Les résultats des derniers exercices ont donné raison à cette appréciation, que l’union des intérêts fait la force de l’entreprise. Le succès de notre Société est devenu un fait rare dans les annales de l’industrie de notre pays. Après quatre années stériles, les actionnaires, en 1874, commencent à jouir de dividendes de 5 à 6 %. À mesure que les institutions en faveur du personnel se développent les bénéfices s’accroissent. L’exercice de 1877 rapporte 13 % au capital. L’année suivante donne des espérances encore plus élevées ; mais voilà qu’un incendie éclate dans l’usine, suspend tout travail pendant cinq mois et nous laisse avec une clientèle à regagner. Néanmoins les bénéfices permettent encore le paiement d’un dividende de 6 1/2 %. La vente des produits a bientôt dépassé le chiffre d’avant le désastre, l’exercice de 1879 donne aux actionnaires 24 %. Les agrandissements successifs des locaux ne suffisent plus à la demande croissante des produits de la fabrique ; vers la fin de 1880 mûrit le projet de construire une seconde usine, à côté de l’ancienne ; cette proposition est votée à l’unanimité par l’assemblée générale des actionnaires et le capital nécessaire de 200 000 florins souscrit plusieurs fois. En attendant l’ouverture du deuxième établissement, le dividende pour l’exercice de 1880 peut être fixé à 36 % ; et cela malgré les 19 000 florins de primes que nous avons payés au personnel dans le courant de cette année, malgré les 7 000 florins que, à la fin de cet exercice, nous avons réservés sur les bénéfices pour assurer aux membres du personnel des pensions dans la vieillesse. Et encore, ces résultats ne sont nullement dus à des conjonctures heureuses pour notre industrie mais aléatoires, ni à des spéculations avantageuses mais précaires : nos concurrents, et il y en a nombre dans le pays, se plaignent amèrement que le temps et les circonstances leur sont contraires. Le secret de notre succès ne doit être cherché, à mon avis, que dans le dévouement de tout notre personnel, dévouement qui nous a fait atteindre un certain degré de perfection dans la fabrication, obtenir des matières premières un rendement exceptionnel, qui nous a acquis la confiance d’une clientèle de plus en plus nombreuse et fidèle, et qui enfin a élevé notre fabrique de levure et d’alcool au niveau des plus étendues, des plus prospères, et, j’ose le dire, des mieux réputées du monde.

Tels sont les résultats de notre entreprise au regard du capital. Abordons maintenant l’objet de cet ouvrage. Exposons les principes, considérons les institutions, les moyens, qui, dans mon opinion, ont contribué, en grande partie, à cette réussite brillante ; arrêtons-nous à chaque institution, afin de déterminer le résultat de l’entreprise quant à l’autre élément coopérateur : le travail.

Le rapport, qui forme la première partie de ce volume, défend d’abord la nécessité d’assurer l’avenir des ouvriers ; il expose ensuite les relations entre les facteurs coopérateurs et le rôle que joue chacun d’eux dans l’entreprise, pour en conclure à la participation du personnel aux bénéfices, comme une question de justice et d’équité. Ce rapport, développant les idées générales de l’auteur sur la question ouvrière, forme pour ainsi dire la base de l’ensemble des institutions, décrites dans la deuxième partie du présent ouvrage. Les règlements de ces institutions sont chaque fois suivis, pour autant qu’il m’a paru nécessaire, d’un court aperçu sur leur origine, sur leur motif et sur les résultats obtenus.

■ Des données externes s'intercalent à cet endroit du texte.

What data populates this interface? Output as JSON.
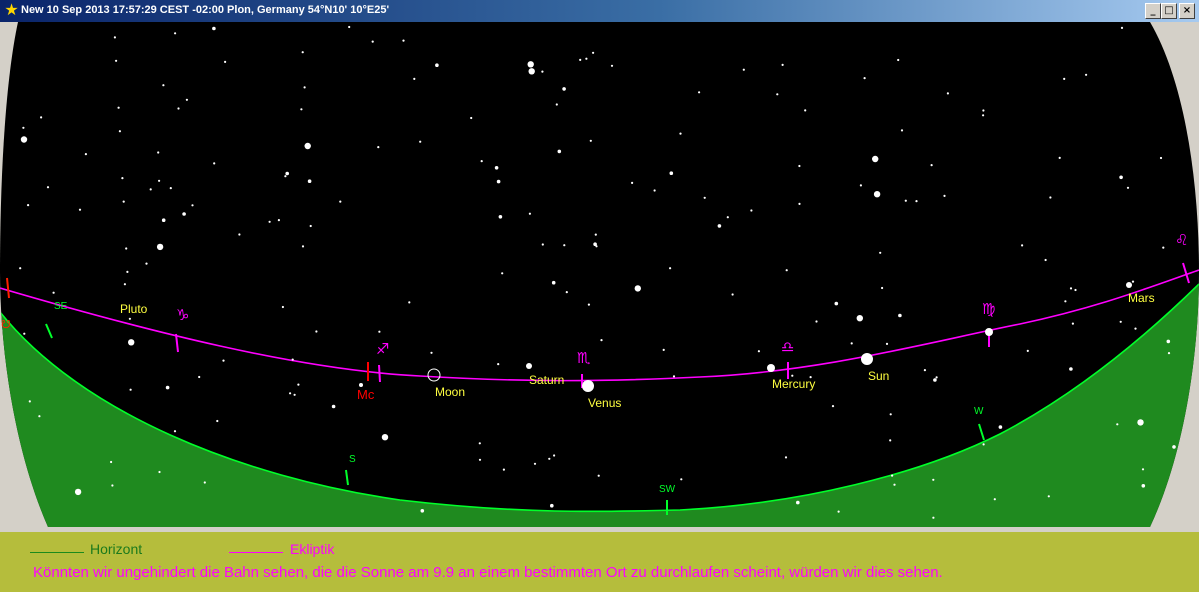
{
  "window": {
    "title": "New 10 Sep 2013 17:57:29 CEST -02:00 Plon, Germany 54°N10' 10°E25'",
    "icon": "star-icon",
    "buttons": [
      "minimize",
      "maximize",
      "close"
    ]
  },
  "colors": {
    "sky": "#000000",
    "ground": "#1f8a1f",
    "horizon": "#00ff2a",
    "ecliptic": "#ff00ff",
    "planet_label": "#ffff40",
    "mc": "#ff0000",
    "legend_bg": "#b5bd3c"
  },
  "sky": {
    "bodies": [
      {
        "name": "Pluto"
      },
      {
        "name": "Moon"
      },
      {
        "name": "Saturn"
      },
      {
        "name": "Venus"
      },
      {
        "name": "Mercury"
      },
      {
        "name": "Sun"
      },
      {
        "name": "Mars"
      }
    ],
    "mc_label": "Mc",
    "compass": {
      "se": "SE",
      "s": "S",
      "sw": "SW",
      "w": "W"
    },
    "zodiac": {
      "capricorn": "♑",
      "sagittarius": "♐",
      "scorpio": "♏",
      "libra": "♎",
      "virgo": "♍",
      "leo": "♌"
    }
  },
  "legend": {
    "horizon_label": "Horizont",
    "ecliptic_label": "Ekliptik",
    "caption": "Könnten wir ungehindert die Bahn sehen, die die Sonne am 9.9 an einem bestimmten Ort zu durchlaufen scheint, würden wir dies sehen."
  }
}
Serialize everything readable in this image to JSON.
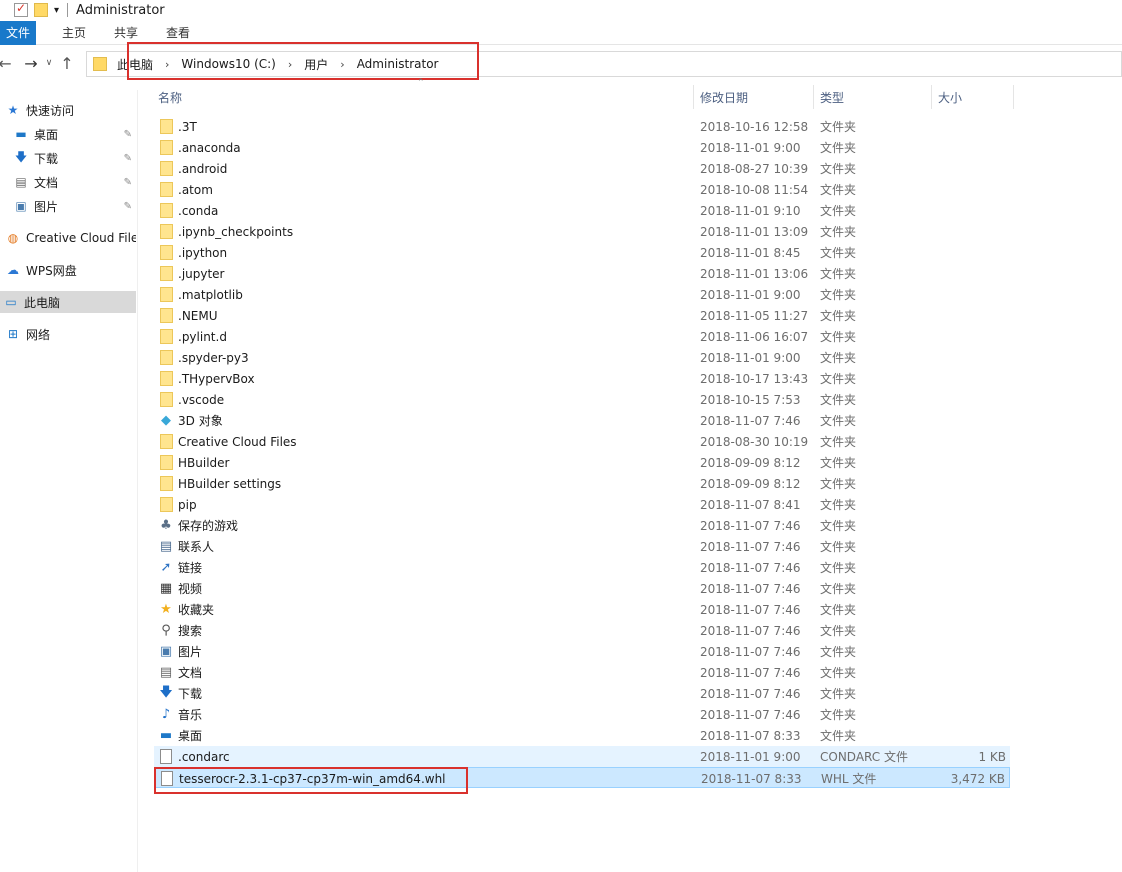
{
  "title_bar": {
    "title": "Administrator",
    "dropdown_arrow": "▾"
  },
  "ribbon": {
    "file_tab": "文件",
    "tabs": [
      "主页",
      "共享",
      "查看"
    ]
  },
  "nav": {
    "back": "←",
    "forward": "→",
    "recent": "∨",
    "up": "↑",
    "crumbs": [
      "此电脑",
      "Windows10 (C:)",
      "用户",
      "Administrator"
    ],
    "crumb_sep": "›"
  },
  "sidebar": {
    "items": [
      {
        "label": "快速访问",
        "icon": "star-icon",
        "glyph": "★",
        "color": "#2b78d4"
      },
      {
        "label": "桌面",
        "icon": "desktop-icon",
        "glyph": "▬",
        "color": "#1e78c8",
        "pinned": true
      },
      {
        "label": "下载",
        "icon": "download-arrow-icon",
        "glyph": "🡇",
        "color": "#1e6fc8",
        "pinned": true
      },
      {
        "label": "文档",
        "icon": "document-icon",
        "glyph": "▤",
        "color": "#666",
        "pinned": true
      },
      {
        "label": "图片",
        "icon": "picture-icon",
        "glyph": "▣",
        "color": "#4a7cae",
        "pinned": true
      },
      {
        "label": "Creative Cloud Files",
        "icon": "creative-cloud-icon",
        "glyph": "◍",
        "color": "#e3761c"
      },
      {
        "label": "WPS网盘",
        "icon": "cloud-icon",
        "glyph": "☁",
        "color": "#2b78d4"
      },
      {
        "label": "此电脑",
        "icon": "computer-icon",
        "glyph": "▭",
        "color": "#1e78c8"
      },
      {
        "label": "网络",
        "icon": "network-icon",
        "glyph": "⊞",
        "color": "#1e78c8"
      }
    ],
    "pin_glyph": "✎"
  },
  "columns": {
    "name": "名称",
    "date": "修改日期",
    "type": "类型",
    "size": "大小",
    "sort_glyph": "⌃"
  },
  "files": [
    {
      "name": ".3T",
      "date": "2018-10-16 12:58",
      "type": "文件夹",
      "size": "",
      "icon": "folder"
    },
    {
      "name": ".anaconda",
      "date": "2018-11-01 9:00",
      "type": "文件夹",
      "size": "",
      "icon": "folder"
    },
    {
      "name": ".android",
      "date": "2018-08-27 10:39",
      "type": "文件夹",
      "size": "",
      "icon": "folder"
    },
    {
      "name": ".atom",
      "date": "2018-10-08 11:54",
      "type": "文件夹",
      "size": "",
      "icon": "folder"
    },
    {
      "name": ".conda",
      "date": "2018-11-01 9:10",
      "type": "文件夹",
      "size": "",
      "icon": "folder"
    },
    {
      "name": ".ipynb_checkpoints",
      "date": "2018-11-01 13:09",
      "type": "文件夹",
      "size": "",
      "icon": "folder"
    },
    {
      "name": ".ipython",
      "date": "2018-11-01 8:45",
      "type": "文件夹",
      "size": "",
      "icon": "folder"
    },
    {
      "name": ".jupyter",
      "date": "2018-11-01 13:06",
      "type": "文件夹",
      "size": "",
      "icon": "folder"
    },
    {
      "name": ".matplotlib",
      "date": "2018-11-01 9:00",
      "type": "文件夹",
      "size": "",
      "icon": "folder"
    },
    {
      "name": ".NEMU",
      "date": "2018-11-05 11:27",
      "type": "文件夹",
      "size": "",
      "icon": "folder"
    },
    {
      "name": ".pylint.d",
      "date": "2018-11-06 16:07",
      "type": "文件夹",
      "size": "",
      "icon": "folder"
    },
    {
      "name": ".spyder-py3",
      "date": "2018-11-01 9:00",
      "type": "文件夹",
      "size": "",
      "icon": "folder"
    },
    {
      "name": ".THypervBox",
      "date": "2018-10-17 13:43",
      "type": "文件夹",
      "size": "",
      "icon": "folder"
    },
    {
      "name": ".vscode",
      "date": "2018-10-15 7:53",
      "type": "文件夹",
      "size": "",
      "icon": "folder"
    },
    {
      "name": "3D 对象",
      "date": "2018-11-07 7:46",
      "type": "文件夹",
      "size": "",
      "icon": "cube"
    },
    {
      "name": "Creative Cloud Files",
      "date": "2018-08-30 10:19",
      "type": "文件夹",
      "size": "",
      "icon": "folder"
    },
    {
      "name": "HBuilder",
      "date": "2018-09-09 8:12",
      "type": "文件夹",
      "size": "",
      "icon": "folder"
    },
    {
      "name": "HBuilder settings",
      "date": "2018-09-09 8:12",
      "type": "文件夹",
      "size": "",
      "icon": "folder"
    },
    {
      "name": "pip",
      "date": "2018-11-07 8:41",
      "type": "文件夹",
      "size": "",
      "icon": "folder"
    },
    {
      "name": "保存的游戏",
      "date": "2018-11-07 7:46",
      "type": "文件夹",
      "size": "",
      "icon": "games"
    },
    {
      "name": "联系人",
      "date": "2018-11-07 7:46",
      "type": "文件夹",
      "size": "",
      "icon": "contacts"
    },
    {
      "name": "链接",
      "date": "2018-11-07 7:46",
      "type": "文件夹",
      "size": "",
      "icon": "links"
    },
    {
      "name": "视频",
      "date": "2018-11-07 7:46",
      "type": "文件夹",
      "size": "",
      "icon": "video"
    },
    {
      "name": "收藏夹",
      "date": "2018-11-07 7:46",
      "type": "文件夹",
      "size": "",
      "icon": "favorites"
    },
    {
      "name": "搜索",
      "date": "2018-11-07 7:46",
      "type": "文件夹",
      "size": "",
      "icon": "search"
    },
    {
      "name": "图片",
      "date": "2018-11-07 7:46",
      "type": "文件夹",
      "size": "",
      "icon": "pictures"
    },
    {
      "name": "文档",
      "date": "2018-11-07 7:46",
      "type": "文件夹",
      "size": "",
      "icon": "documents"
    },
    {
      "name": "下载",
      "date": "2018-11-07 7:46",
      "type": "文件夹",
      "size": "",
      "icon": "downloads"
    },
    {
      "name": "音乐",
      "date": "2018-11-07 7:46",
      "type": "文件夹",
      "size": "",
      "icon": "music"
    },
    {
      "name": "桌面",
      "date": "2018-11-07 8:33",
      "type": "文件夹",
      "size": "",
      "icon": "desktop"
    },
    {
      "name": ".condarc",
      "date": "2018-11-01 9:00",
      "type": "CONDARC 文件",
      "size": "1 KB",
      "icon": "file",
      "state": "hover"
    },
    {
      "name": "tesserocr-2.3.1-cp37-cp37m-win_amd64.whl",
      "date": "2018-11-07 8:33",
      "type": "WHL 文件",
      "size": "3,472 KB",
      "icon": "file",
      "state": "selected"
    }
  ],
  "icon_glyphs": {
    "cube": {
      "glyph": "◆",
      "color": "#39a8d8"
    },
    "games": {
      "glyph": "♣",
      "color": "#5a6f87"
    },
    "contacts": {
      "glyph": "▤",
      "color": "#4b6b8f"
    },
    "links": {
      "glyph": "➚",
      "color": "#2d73c4"
    },
    "video": {
      "glyph": "▦",
      "color": "#333"
    },
    "favorites": {
      "glyph": "★",
      "color": "#f2b01e"
    },
    "search": {
      "glyph": "⚲",
      "color": "#555"
    },
    "pictures": {
      "glyph": "▣",
      "color": "#4a7cae"
    },
    "documents": {
      "glyph": "▤",
      "color": "#666"
    },
    "downloads": {
      "glyph": "🡇",
      "color": "#1e6fc8"
    },
    "music": {
      "glyph": "♪",
      "color": "#1e6fc8"
    },
    "desktop": {
      "glyph": "▬",
      "color": "#1e78c8"
    }
  }
}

1Delft, ancienne résidence des Stadhouders Princes d’Orange, riche en souvenirs historiques, véritable type de petite ville hollandaise, est située à peu de distance de La Haye, et compte actuellement 26 000 habitants.
21 florin = 2 fr. 10 c.
Caisse des retraites pour la vieillesse et participation aux bénéfices
Rapport et propositions
 

À Messieurs les membres du Conseil d’administration de la Société anonyme : « Nederlandsche Gist-en Spiritusfabriek. »

 

Messieurs,

Lorsque je vous ai soumis notre bilan de fin décembre 1879, vous avez bien voulu accueillir favorablement ma proposition ayant pour but de prélever une somme de 3 000 florins sur les bénéfices de notre entreprise, pour l’appliquer à la fondation d’une caisse des retraites en faveur des membres de notre personnel.

La commission d’intéressés chargée de la vérification du bilan a donné son approbation à cette décision ; l’assemblée générale des actionnaires y adhérait par son silence.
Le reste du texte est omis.